Global RNA recognition patterns of post-transcriptional regulators Hfq and CsrA revealed by UV crosslinking in vivo

The molecular roles of many RNA-binding proteins in bacterial post-transcriptional gene regulation are not well understood. Approaches combining in vivo UV crosslinking with RNA deep sequencing (CLIP-seq) have begun to revolutionize the transcriptome-wide mapping of eukaryotic RNA-binding protein target sites. We have applied CLIP-seq to chart the target landscape of two major bacterial post-transcriptional regulators, Hfq and CsrA, in the model pathogen Salmonella Typhimurium. By detecting binding sites at single-nucleotide resolution, we identify RNA preferences and structural constraints of Hfq and CsrA during their interactions with hundreds of cellular transcripts.
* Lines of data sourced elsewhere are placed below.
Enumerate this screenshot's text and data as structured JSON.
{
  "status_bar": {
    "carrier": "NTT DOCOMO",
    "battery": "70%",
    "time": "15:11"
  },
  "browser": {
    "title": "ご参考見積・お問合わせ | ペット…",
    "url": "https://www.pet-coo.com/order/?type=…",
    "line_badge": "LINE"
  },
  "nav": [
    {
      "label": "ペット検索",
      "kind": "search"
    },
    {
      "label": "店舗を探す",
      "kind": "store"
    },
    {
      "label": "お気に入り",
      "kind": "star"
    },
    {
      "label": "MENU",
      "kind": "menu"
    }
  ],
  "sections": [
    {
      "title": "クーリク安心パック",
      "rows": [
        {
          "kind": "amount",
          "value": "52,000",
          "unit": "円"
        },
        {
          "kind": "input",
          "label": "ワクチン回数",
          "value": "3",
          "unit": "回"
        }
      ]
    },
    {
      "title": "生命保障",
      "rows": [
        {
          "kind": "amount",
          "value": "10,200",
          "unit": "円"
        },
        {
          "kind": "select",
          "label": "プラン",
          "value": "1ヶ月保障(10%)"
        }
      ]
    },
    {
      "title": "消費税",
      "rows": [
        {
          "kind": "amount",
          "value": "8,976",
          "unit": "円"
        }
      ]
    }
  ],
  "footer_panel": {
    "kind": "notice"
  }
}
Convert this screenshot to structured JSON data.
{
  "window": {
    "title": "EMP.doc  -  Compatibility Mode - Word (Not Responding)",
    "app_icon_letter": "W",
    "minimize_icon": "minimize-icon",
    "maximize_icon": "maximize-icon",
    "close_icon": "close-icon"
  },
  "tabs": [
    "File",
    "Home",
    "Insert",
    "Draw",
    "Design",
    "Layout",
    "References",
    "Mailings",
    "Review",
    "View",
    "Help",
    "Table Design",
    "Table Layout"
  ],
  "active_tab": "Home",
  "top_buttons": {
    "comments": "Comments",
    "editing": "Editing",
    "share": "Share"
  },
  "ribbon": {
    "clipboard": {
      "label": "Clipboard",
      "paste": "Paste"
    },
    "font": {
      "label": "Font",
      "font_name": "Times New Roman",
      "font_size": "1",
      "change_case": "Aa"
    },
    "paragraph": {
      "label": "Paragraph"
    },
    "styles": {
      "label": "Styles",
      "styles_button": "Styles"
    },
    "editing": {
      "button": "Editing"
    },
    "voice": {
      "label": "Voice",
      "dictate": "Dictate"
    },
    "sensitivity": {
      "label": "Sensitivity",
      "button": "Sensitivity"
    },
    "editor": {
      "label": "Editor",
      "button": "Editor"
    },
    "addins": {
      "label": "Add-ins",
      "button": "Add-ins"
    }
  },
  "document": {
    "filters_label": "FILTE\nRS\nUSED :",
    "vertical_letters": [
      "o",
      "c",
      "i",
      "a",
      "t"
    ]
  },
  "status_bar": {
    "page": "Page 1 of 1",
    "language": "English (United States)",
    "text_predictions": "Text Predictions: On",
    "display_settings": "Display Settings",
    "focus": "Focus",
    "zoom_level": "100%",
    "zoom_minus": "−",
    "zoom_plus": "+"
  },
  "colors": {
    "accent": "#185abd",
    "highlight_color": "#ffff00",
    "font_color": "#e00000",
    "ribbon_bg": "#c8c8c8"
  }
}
This reveals 3'-located Rho-independent terminators as a universal motif involved in Hfq–RNA interactions. Additionally, Hfq preferentially binds 5' to sRNA-target sites in mRNAs, and 3' to seed sequences in sRNAs, reflecting a simple logic in how Hfq facilitates sRNA–mRNA interactions. Importantly, global knowledge of Hfq sites significantly improves sRNA-target predictions. CsrA binds AUGGA sequences in apical loops and targets many Salmonella virulence mRNAs. Overall, our generic CLIP-seq approach will bring new insights into post-transcriptional gene regulation by RNA-binding proteins in diverse bacterial species. Overall design: To detect the binding sites for Salmonella Hfq and CsrA we collected three biological replicates of Salmonella strain SL1344 where either the hfq or csrA gene was fused to a 3xFLAG tag. Half of each replicate culture was irradiated with UV light (254 nm, 800 mJ/cm2) (+CL), while the other half was left untreated (-CL). Bacteria were lysed and the FLAG-tagged protein was immunoprecipitated using a monoclonal anti-FLAG antibody. The samples were treated with benzonase nuclease, calf intestine phophorylase, and polynucleotide kinase in the presence of radioactive gamma-ATP. Samples were separated with SDS-PAGE followed by transfer to nitrocellulose membranes. Radioactively labelled RNA-protein complexes were eluted from membranes and treated with Proteinase K. Purified RNA was used as input for library preparation using the NEB Next Small RNA Library kit.